JAMES L. MCCLINTON, PH.D.
Who needs K-9s?… Thanks to the services of a local goat, the Henry County (Virginia) Sheriff’s Office got their man. A captain with the Henry County Sheriff’s Office said it was a goat who helped two deputies flush out the person they were chasing. One deputy was investigating a domestic assault in the Fieldale area. When the deputy explained to the suspect that he was under arrest, the suspect fled on foot. The deputy chased the fleeing person through a fence line and across a field. A goat from the property joined the deputy in the chase. When he and the goat reached the next fence line of the field, the goat continued through the fence in front of the deputy and entered a wooded area. The goat took over the lead in the chase and, together with another deputy, flushed the man out of the woods. The suspect was then taken into custody.
(Ba-a-a-a-ack the Blue?)
He “can’t get no satisfaction!”… Police officers were dispatched to a disturbance in Naples, Florida, where a 59-year-old man was claiming to be Mick Jagger. The impersonator reportedly jumped on stage at a restaurant where a live performance was going on and declared himself to be the Rolling Stones lead singer. He became belligerent when the patrons didn’t appreciate his performance and had left by the time the officers arrived. They found him in a nearby park where he charged an officer before falling to the ground in a “drunk unstable state.” The phony was charged with battery on a law enforcement officer and disorderly intoxication. (Detention officers were quick to tell “Jumpin’ Jack Flash, let’s spend the night together!”)

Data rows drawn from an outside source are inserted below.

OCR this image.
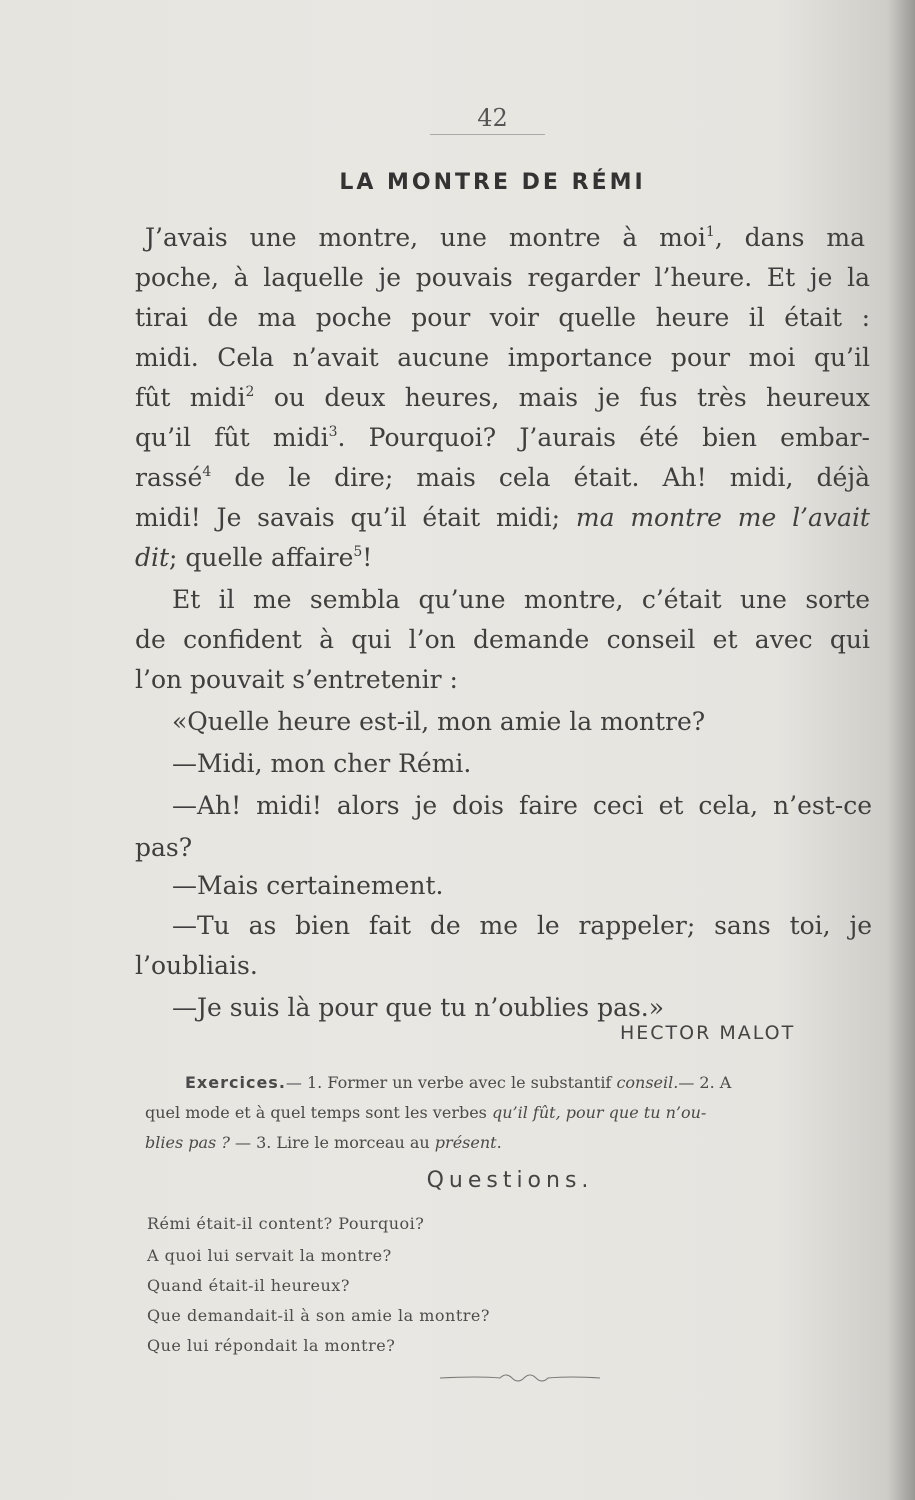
42
LA MONTRE DE RÉMI
J’avais une montre, une montre à moi$^1$, dans ma
poche, à laquelle je pouvais regarder l’heure. Et je la
tirai de ma poche pour voir quelle heure il était :
midi. Cela n’avait aucune importance pour moi qu’il
fût midi$^2$ ou deux heures, mais je fus très heureux
qu’il fût midi$^3$. Pourquoi? J’aurais été bien embar-
rassé$^4$ de le dire; mais cela était. Ah! midi, déjà
midi! Je savais qu’il était midi; ma montre me l’avait
dit; quelle affaire$^5$!
Et il me sembla qu’une montre, c’était une sorte
de confident à qui l’on demande conseil et avec qui
l’on pouvait s’entretenir :
«Quelle heure est-il, mon amie la montre?
—Midi, mon cher Rémi.
—Ah! midi! alors je dois faire ceci et cela, n’est-ce
pas?
—Mais certainement.
—Tu as bien fait de me le rappeler; sans toi, je
l’oubliais.
—Je suis là pour que tu n’oublies pas.»
HECTOR MALOT
Exercices.— 1. Former un verbe avec le substantif conseil.— 2. A
quel mode et à quel temps sont les verbes qu’il fût, pour que tu n’ou-
blies pas ? — 3. Lire le morceau au présent.
Questions.
Rémi était-il content? Pourquoi?
A quoi lui servait la montre?
Quand était-il heureux?
Que demandait-il à son amie la montre?
Que lui répondait la montre?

A tragic case of IDD (Intelligence Deficit Disorder)… I think most would agree that it’s never a good idea to take counterfeit money to the police station, especially if you plan to use it for bail. Still, a couple of geniuses recently went down to the Androscoggin County Jail in Maine, planning to bail out a friend. But, when they presented the cash to jail officials, it was immediately obvious that their bail money was counterfeit. This, of course, resulted in a search of their vehicle which turned up 112 grams of crack cocaine, 165 grams of cocaine, nearly 300 grams of fentanyl, 492 grams of meth, and a 9mm pistol. The nitwits were busted and charged with four counts of Aggravated Trafficking of Scheduled Drugs (Class A) and Violation of Conditional Release (Class E). Oh, and by the way, their friend remained in jail. (Next time, pay it in Bitcoin!)
Charged with dangerous operation of a motor vehicle? What about excessive littering?… A woman in Manotick, Ontario, Canada, spotted a frozen river and considered it the perfect opportunity for taking her car for a spin on the icy surface. Several videos emerged showing her speeding on the frozen waterway, sending plumes of snow and ice into the air. But, alas, she hit a spot of thin ice and the car began to slowly sink into the cold water of the river. While any normal person would frantically try to get out of the car and make it to land, she instead climbed onto the back of the car and took several selfies of herself as the vehicle slowly sank. She was eventually pulled to dry land by bystanders who tossed her a flotation device. Police charged her with dangerous operation of a motor vehicle. (I wonder how she planned to post photos from her waterlogged cell phone.)
This little beauty comes equipped with factory air, an HD music system and a trunk monkey… A woman in British Columbia was shocked when she discovered a naked stranger had been living in the trunk of her car. The Nanaimo resident noticed some mud in the front seat of her car earlier that week. She deduced someone had broken in and spent the night in her vehicle so she cleaned and steamed the upholstery and moved on. However, three days later, she noticed the windows of her car were fogged up. Then, when she was inside the car, she heard a voice say “Hey.” That’s when she discovered the naked man in her trunk and quickly realized something was amiss. She said she’s been driving around with him, running errands and going to work. She called the police right away. RCMP officers responded and said the man has “significant health issues.” (Used car for sale – cheap.)
He should have purchased “Get Out of Jail Free” cards from Amazon as well… In Tempe, Arizona, an employee of The Home Depot is facing a federal charge after authorities said he repeatedly took cash from the store and replaced it with counterfeit currency before depositing it in the bank. A US Secret Service news release said agents from the Phoenix field office arrested the employee at the store. He was responsible for counting cash and preparing it for deposit. He is accused of ordering counterfeit (prop) bills from Amazon, swapping them with money taken from store cash registers and sealing them in bags for transfer to the bank. (And, you thought that putting a slug into a gumball machine was bad…)
Their purses didn’t match their shoes… Three Nigerian men were arrested after it was discovered that they were impersonating Arab women. They were allegedly caught by UAE officials who managed to discover that they were indeed not who they claimed to be. It is alleged that the three men went to Dubai in hopes of making a better life for themselves after hearing how the United Arab Emirates was a thriving nation. The men are not expected to get off lightly, as the UAE laws are known to be very strict on criminal activity. (Then, there was the sudden urge to go shopping and watch the Hallmark Channel.)